Coalition's fate could be decided this weekend

PM and Mofaz push meeting over Tal Law replacement to weekend; Ya'alon, Pleasner continue to bicker over quotas.

Orthodox man prays w soldiers at Wall 390 (photo credit: Marc Israel Sellem)
Orthodox man prays w soldiers at Wall 390
(photo credit: Marc Israel Sellem)
Prime Minister Binyamin Netanyahu and Kadima leader Shaul Mofaz will meet over the weekend in a last-ditch effort to reach an agreement on equalizing the burden of IDF service and save their national-unity government.
The two leaders did not meet Thursday while the representatives they appointed to draft a new universal service bill, Vice Premier Moshe Ya'alon (Likud) and MK Yohanan Plesner (Kadima) continued to bicker over whether there should be quotas limiting the number of yeshiva students permitted to avoid the draft and what sanctions should be taken against evaders.
Ya'alon, coalition chairman Ze'ev Elkin, and Netanyahu's attorney David Shimron met late Thursday night with Kadima legal adviser Sa'ar Pinto and the director of Plesner's Keshev Committee, Aviad Friedman. Plesner was not expected to attend because his daughters were unwell.
Plesner's absence was seen by Likud officials as a blessing. They blamed him for the lack of success in the talks so far.
"If someone else from Kadima, would have negotiated with me, I am sure a solution would have been found by now," Ya'alon said. "From the beginning, Plesner came to fight, not to make a deal."
Plesner's spokeswoman responded that he would not respond to personal attacks and that Plesner was continuing to try to find the middle ground.
Ya'alon said Netanyahu’s government would survive if Kadima opted to leave. The coalition would fall back from 94 seats to 66.
“We have a very large and stable coalition, but it might be that the Tal legislation might create a crisis in the coalition between us and Kadima,” Ya’alon said at a Jerusalem conference organized by The Israel Project.
He said that in the coming days, the disagreement between the two parties over the best way to draft ultra-Orthodox and Israeli Arabs into the IDF, “might create a crisis in which the coalition will be smaller, but we can survive.”
Ya'alon said the two sides may not be able to reach an agreement by the Supreme Court's August 1 deadline, in which case the Defense Ministry could legally draft every yeshiva student but would decide not to while a solution is pending.
Ya’alon explained that the differences boiled down to two approaches. His proposal of a gradual draft, in which the number of ultra-Orthodox drafted into the IDF would increase every year. Plesner, he said, wanted a target date of 2016, by which the draft would be mandatory for all ultra-Orthodox who do not have student exemptions.
“I support doing it gradually by having quotas from year to year,” he said, suggesting staggered options for entering the IDF at different ages, so that possibility exists from age 18 to 26.

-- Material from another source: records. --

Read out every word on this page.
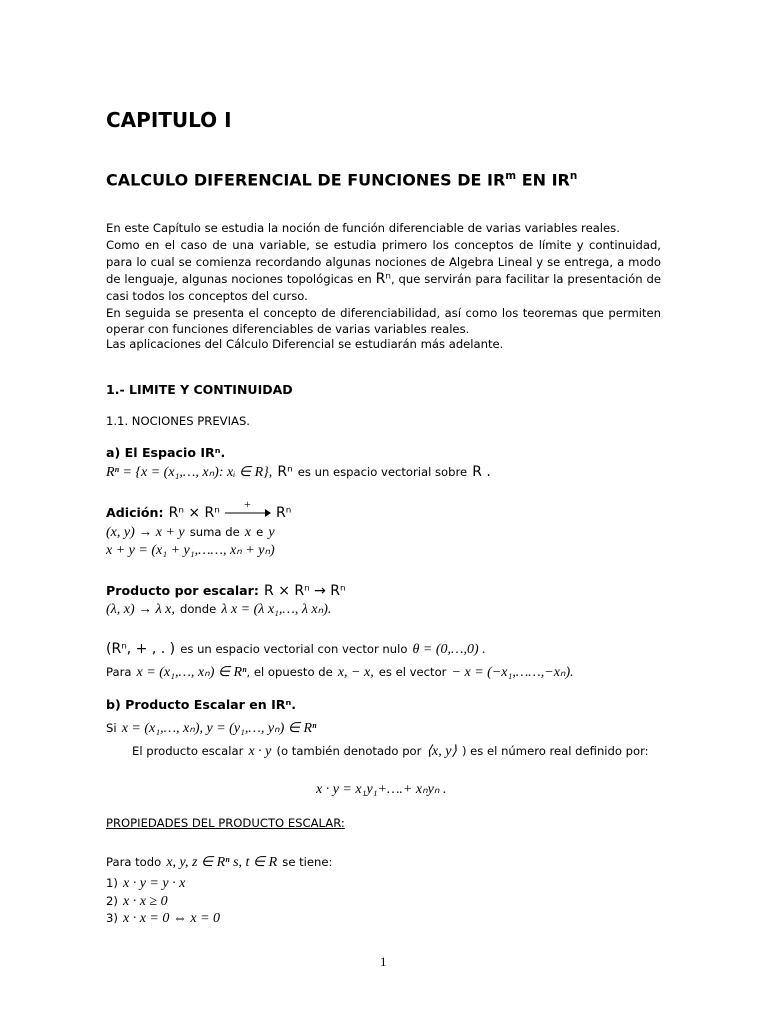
CAPITULO I
CALCULO DIFERENCIAL DE FUNCIONES DE $IR^m$ EN $IR^n$
En este Capítulo se estudia la noción de función diferenciable de varias variables reales.
Como en el caso de una variable, se estudia primero los conceptos de límite y continuidad, para lo cual se comienza recordando algunas nociones de Algebra Lineal y se entrega, a modo de lenguaje, algunas nociones topológicas en Rⁿ, que servirán para facilitar la presentación de casi todos los conceptos del curso.
En seguida se presenta el concepto de diferenciabilidad, así como los teoremas que permiten operar con funciones diferenciables de varias variables reales.
Las aplicaciones del Cálculo Diferencial se estudiarán más adelante.
1.- LIMITE Y CONTINUIDAD
1.1. NOCIONES PREVIAS.
a) El Espacio IRⁿ.
Rⁿ = {x = (x₁,…, xₙ): xᵢ ∈ R}, Rⁿ es un espacio vectorial sobre R .
Adición: Rⁿ × Rⁿ
+
Rⁿ
(x, y) → x + y suma de x e y
x + y = (x₁ + y₁,……, xₙ + yₙ)
Producto por escalar: R × Rⁿ → Rⁿ
(λ, x) → λ x, donde λ x = (λ x₁,…, λ xₙ).
(Rⁿ, + , . ) es un espacio vectorial con vector nulo θ = (0,…,0) .
Para x = (x₁,…, xₙ) ∈ Rⁿ, el opuesto de x, − x, es el vector − x = (−x₁,……,−xₙ).
b) Producto Escalar en IRⁿ.
Si x = (x₁,…, xₙ), y = (y₁,…, yₙ) ∈ Rⁿ
El producto escalar x · y (o también denotado por ⟨x, y⟩ ) es el número real definido por:
x · y = x₁y₁+….+ xₙyₙ .
PROPIEDADES DEL PRODUCTO ESCALAR:
Para todo x, y, z ∈ Rⁿ s, t ∈ R se tiene:
1) x · y = y · x
2) x · x ≥ 0
3) x · x = 0 ⇔ x = 0
1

“The other way is to put a deadline of 2016, by which all the ultra-Orthodox youngsters will either be recognized as students or forced to serve,” he said.
“I believe [the 2016 option] it is too much. When we talk about sanctions for those who will not be ready to be drafted into the military in 2016 and will be imprisoned, for them it is like declaring war.”

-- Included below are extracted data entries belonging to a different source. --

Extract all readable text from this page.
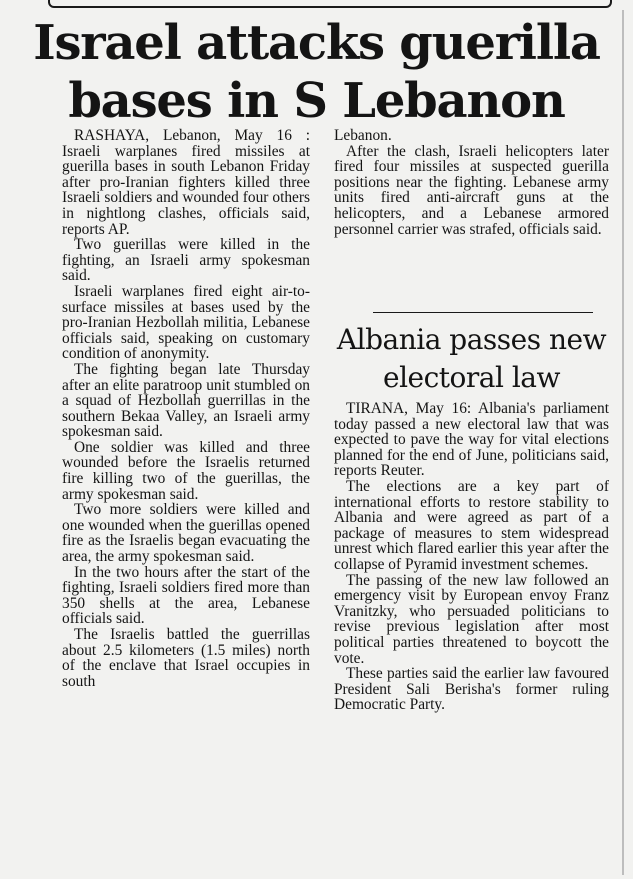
Israel attacks guerilla bases in S Lebanon

RASHAYA, Lebanon, May 16 : Israeli warplanes fired missiles at guerilla bases in south Lebanon Friday after pro-Iranian fighters killed three Israeli soldiers and wounded four others in nightlong clashes, officials said, reports AP.

Two guerillas were killed in the fighting, an Israeli army spokesman said.

Israeli warplanes fired eight air-to-surface missiles at bases used by the pro-Iranian Hezbollah militia, Lebanese officials said, speaking on customary condition of anonymity.

The fighting began late Thursday after an elite paratroop unit stumbled on a squad of Hezbollah guerrillas in the southern Bekaa Valley, an Israeli army spokesman said.

One soldier was killed and three wounded before the Israelis returned fire killing two of the guerillas, the army spokesman said.

Two more soldiers were killed and one wounded when the guerillas opened fire as the Israelis began evacuating the area, the army spokesman said.

In the two hours after the start of the fighting, Israeli soldiers fired more than 350 shells at the area, Lebanese officials said.

The Israelis battled the guerrillas about 2.5 kilometers (1.5 miles) north of the enclave that Israel occupies in south

Lebanon.

After the clash, Israeli helicopters later fired four missiles at suspected guerilla positions near the fighting. Lebanese army units fired anti-aircraft guns at the helicopters, and a Lebanese armored personnel carrier was strafed, officials said.

Albania passes new electoral law

TIRANA, May 16: Albania's parliament today passed a new electoral law that was expected to pave the way for vital elections planned for the end of June, politicians said, reports Reuter.

The elections are a key part of international efforts to restore stability to Albania and were agreed as part of a package of measures to stem widespread unrest which flared earlier this year after the collapse of Pyramid investment schemes.

The passing of the new law followed an emergency visit by European envoy Franz Vranitzky, who persuaded politicians to revise previous legislation after most political parties threatened to boycott the vote.

These parties said the earlier law favoured President Sali Berisha's former ruling Democratic Party.
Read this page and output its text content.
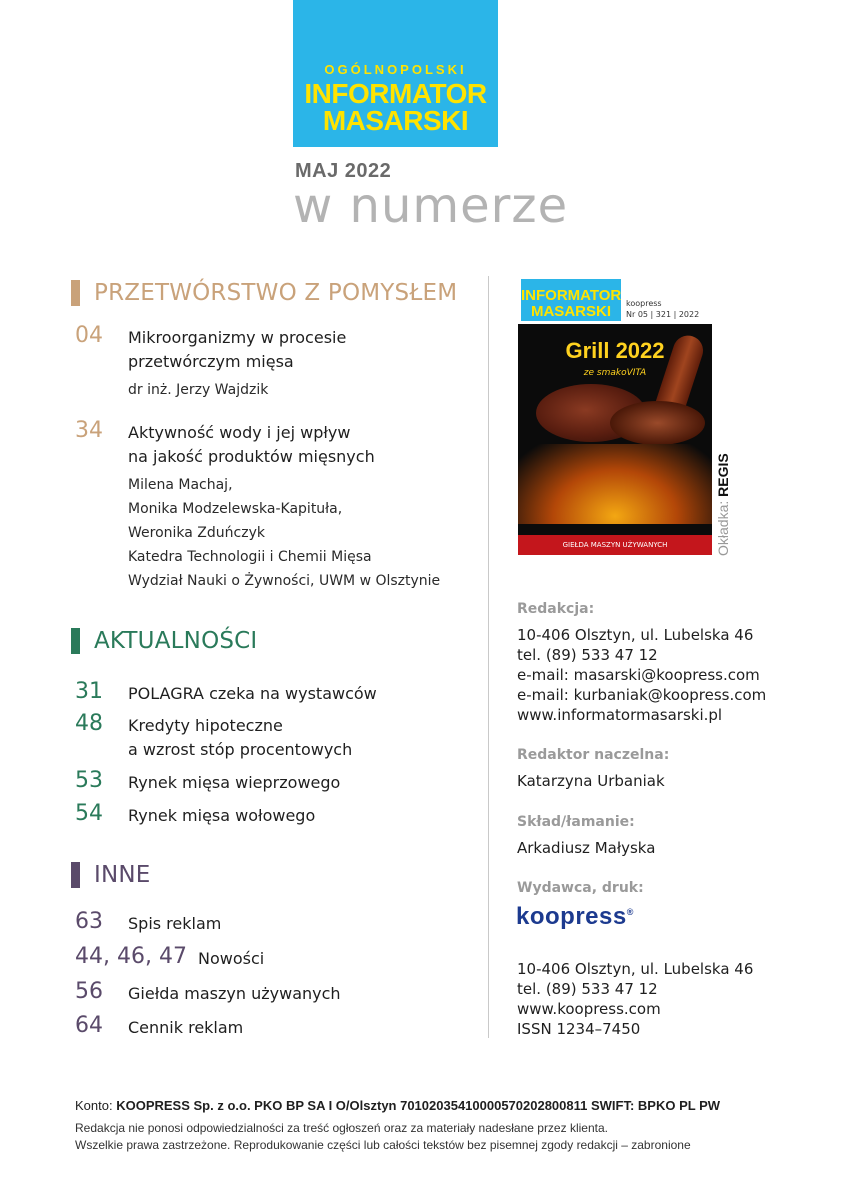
OGÓLNOPOLSKI
INFORMATOR
MASARSKI
MAJ 2022
w numerze
PRZETWÓRSTWO Z POMYSŁEM
04 Mikroorganizmy w procesie
przetwórczym mięsa
dr inż. Jerzy Wajdzik
34 Aktywność wody i jej wpływ
na jakość produktów mięsnych
Milena Machaj,
Monika Modzelewska-Kapituła,
Weronika Zduńczyk
Katedra Technologii i Chemii Mięsa
Wydział Nauki o Żywności, UWM w Olsztynie
AKTUALNOŚCI
31 POLAGRA czeka na wystawców
48 Kredyty hipoteczne
a wzrost stóp procentowych
53 Rynek mięsa wieprzowego
54 Rynek mięsa wołowego
INNE
63 Spis reklam
44, 46, 47 Nowości
56 Giełda maszyn używanych
64 Cennik reklam
INFORMATOR
MASARSKI	koopress
Nr 05 | 321 | 2022
Grill 2022
ze smakoVITA
GIEŁDA MASZYN UŻYWANYCH	Okładka: REGIS
Redakcja:
10-406 Olsztyn, ul. Lubelska 46
tel. (89) 533 47 12
e-mail: masarski@koopress.com
e-mail: kurbaniak@koopress.com
www.informatormasarski.pl
Redaktor naczelna:
Katarzyna Urbaniak
Skład/łamanie:
Arkadiusz Małyska
Wydawca, druk:
koopress®
10-406 Olsztyn, ul. Lubelska 46
tel. (89) 533 47 12
www.koopress.com
ISSN 1234–7450
Konto: KOOPRESS Sp. z o.o. PKO BP SA I O/Olsztyn 70102035410000570202800811 SWIFT: BPKO PL PW
Redakcja nie ponosi odpowiedzialności za treść ogłoszeń oraz za materiały nadesłane przez klienta.
Wszelkie prawa zastrzeżone. Reprodukowanie części lub całości tekstów bez pisemnej zgody redakcji – zabronione
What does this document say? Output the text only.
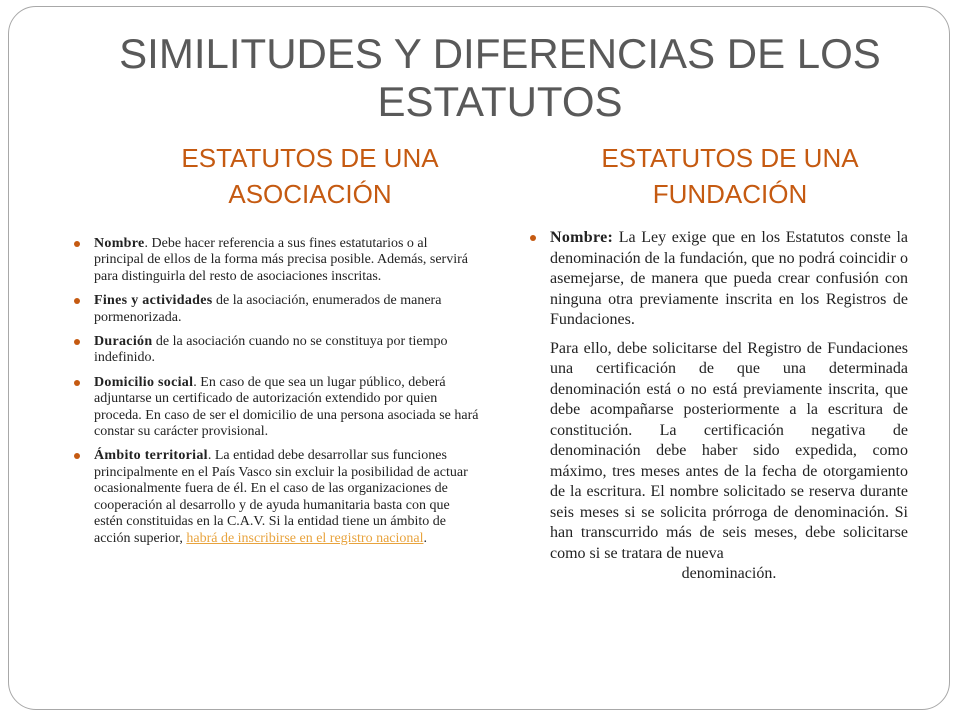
SIMILITUDES Y DIFERENCIAS DE LOS ESTATUTOS
ESTATUTOS DE UNA ASOCIACIÓN
ESTATUTOS DE UNA FUNDACIÓN
Nombre. Debe hacer referencia a sus fines estatutarios o al principal de ellos de la forma más precisa posible. Además, servirá para distinguirla del resto de asociaciones inscritas.
Fines y actividades de la asociación, enumerados de manera pormenorizada.
Duración de la asociación cuando no se constituya por tiempo indefinido.
Domicilio social. En caso de que sea un lugar público, deberá adjuntarse un certificado de autorización extendido por quien proceda. En caso de ser el domicilio de una persona asociada se hará constar su carácter provisional.
Ámbito territorial. La entidad debe desarrollar sus funciones principalmente en el País Vasco sin excluir la posibilidad de actuar ocasionalmente fuera de él. En el caso de las organizaciones de cooperación al desarrollo y de ayuda humanitaria basta con que estén constituidas en la C.A.V. Si la entidad tiene un ámbito de acción superior, habrá de inscribirse en el registro nacional.
Nombre: La Ley exige que en los Estatutos conste la denominación de la fundación, que no podrá coincidir o asemejarse, de manera que pueda crear confusión con ninguna otra previamente inscrita en los Registros de Fundaciones.
Para ello, debe solicitarse del Registro de Fundaciones una certificación de que una determinada denominación está o no está previamente inscrita, que debe acompañarse posteriormente a la escritura de constitución. La certificación negativa de denominación debe haber sido expedida, como máximo, tres meses antes de la fecha de otorgamiento de la escritura. El nombre solicitado se reserva durante seis meses si se solicita prórroga de denominación. Si han transcurrido más de seis meses, debe solicitarse como si se tratara de nueva
denominación.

Ya’alon said there has been a gradual increase in the number of ultra-Orthodox who enter the army, from 300 in 2007 to 2,400 last year. He added that he would like to see that number hit 6,000 by 2016.
Similarly, he said, the number of Israeli Arabs who participate in a civil service options has also increased from zero to 2,000 last year. In the new legislation 5,000 Israeli Arabs would be drafted into civil service by 2016.
Ya’alon said he found such increases encouraging.